A key divergence between Cornell and Harvard seems to be that Harvard employs a more decentralized workflow than Cornell. Separate units do work, although much of it eventually moves through the impressive digitization space in Widener Library. The difference has seemed to be that Harvard has a very large pot of money that is allowing them to do more digitization in more places. Cornell has had to create a more efficient and centralized system because they need to recoup costs through charging back.
· The existing, well-established selector/curator bibliographic preservation review and process in existence should be supported as the starting point for digital projects.
· The work of the various digital production units should be shared and coordinated and a set of best practices and methods for scanning should be developed. Hire a qualified project coordinator to function as a single point of access for starting digitization projects at Yale, and who will have or develop expertise that will allow projects to be planned and executed efficiently.
· The process of digitizing, cataloging, and creating access to digital works should be integrated into the same Acquisitions, Preservation, Catalog, and Access Services Departments. Giving these existing departments the resources they need to handle digital content will create a stronger and more integrated digital library than a group of separate library units created to manage digital resources.
· Create a group with links to these departments, but with cohesive structure and singular purpose (digitization) [an alternative to the above]
· A metadata production group should be created within the Catalog Department and given the support needed to function as the sole source for assigning metadata elements to all digital production projects for Yale University Library. Support should include programming support. For programming to function most effectively the programmer should report to ILTS.
· Orbis should be used as the database of record for digital reformatting projects for cataloged items. The 583 MARC field should be implemented to create a means of tracking the selection, scanning, and completion of digitization projects.
· The Library needs a system for tracking the digitization process. We recommend that the Library purchase software (or develop something simple in house) to track the movement of an object through digitization. Such software would enable us to know where an object is and to track the time it takes to complete the discrete parts of a task.
· Orbis item type codes should be rigorously assigned to all digital content on fixed media (compact disks and DVDs) to simplify the future identification of media that will need to be migrated or refreshed.
· Outsourcing digital scanning production should be more thoroughly explored to determine if and when this would be most cost effective.
· Efficiencies of scale will only be achieved if we can build a high-volume digitization program. However, to do this the library must first establish standards, expertise in applying those standards and an efficient workflow. In the beginning of DPIP’s program a way to do this will be to work on a small number of large, fairly homogenous projects. This will let us develop good workflow practices for a set of material.

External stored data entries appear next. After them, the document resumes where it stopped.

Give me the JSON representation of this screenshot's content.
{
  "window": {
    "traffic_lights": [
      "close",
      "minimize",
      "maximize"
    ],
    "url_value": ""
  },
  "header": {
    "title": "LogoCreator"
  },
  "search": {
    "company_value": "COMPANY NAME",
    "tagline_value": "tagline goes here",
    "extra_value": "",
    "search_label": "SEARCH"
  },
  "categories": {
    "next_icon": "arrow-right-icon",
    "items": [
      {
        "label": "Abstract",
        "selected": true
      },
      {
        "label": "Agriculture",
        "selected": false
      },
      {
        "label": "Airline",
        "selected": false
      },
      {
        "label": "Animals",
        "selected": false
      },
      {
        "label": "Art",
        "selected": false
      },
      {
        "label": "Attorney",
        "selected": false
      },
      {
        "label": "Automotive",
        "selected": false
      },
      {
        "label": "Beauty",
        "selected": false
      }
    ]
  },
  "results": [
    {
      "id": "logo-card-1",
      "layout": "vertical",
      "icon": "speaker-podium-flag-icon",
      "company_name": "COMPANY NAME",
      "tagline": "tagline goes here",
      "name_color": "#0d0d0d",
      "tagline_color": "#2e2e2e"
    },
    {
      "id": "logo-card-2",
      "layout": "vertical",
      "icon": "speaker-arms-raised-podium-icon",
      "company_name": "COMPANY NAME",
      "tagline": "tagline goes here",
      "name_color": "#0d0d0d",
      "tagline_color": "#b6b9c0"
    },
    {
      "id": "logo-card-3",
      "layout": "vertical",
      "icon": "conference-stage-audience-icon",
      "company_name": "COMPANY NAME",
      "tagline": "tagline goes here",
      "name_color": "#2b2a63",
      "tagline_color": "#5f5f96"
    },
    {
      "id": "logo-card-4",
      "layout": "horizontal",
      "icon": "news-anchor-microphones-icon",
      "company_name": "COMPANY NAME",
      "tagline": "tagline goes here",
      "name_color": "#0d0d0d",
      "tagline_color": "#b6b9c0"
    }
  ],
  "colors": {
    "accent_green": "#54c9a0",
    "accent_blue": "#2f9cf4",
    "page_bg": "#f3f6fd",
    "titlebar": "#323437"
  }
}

After expertise is established we may be able to establish workflow procedures and to ensure that a large volume of work is moved through by instituting a policy that makes it standard practice to digitize more items. Such a strategy might be to decide to digitize material that we must process for some reason: interlibrary loan requests, course reserve material, Eli Express materials from the LSF would all be examples of times when we need to process materials anyway.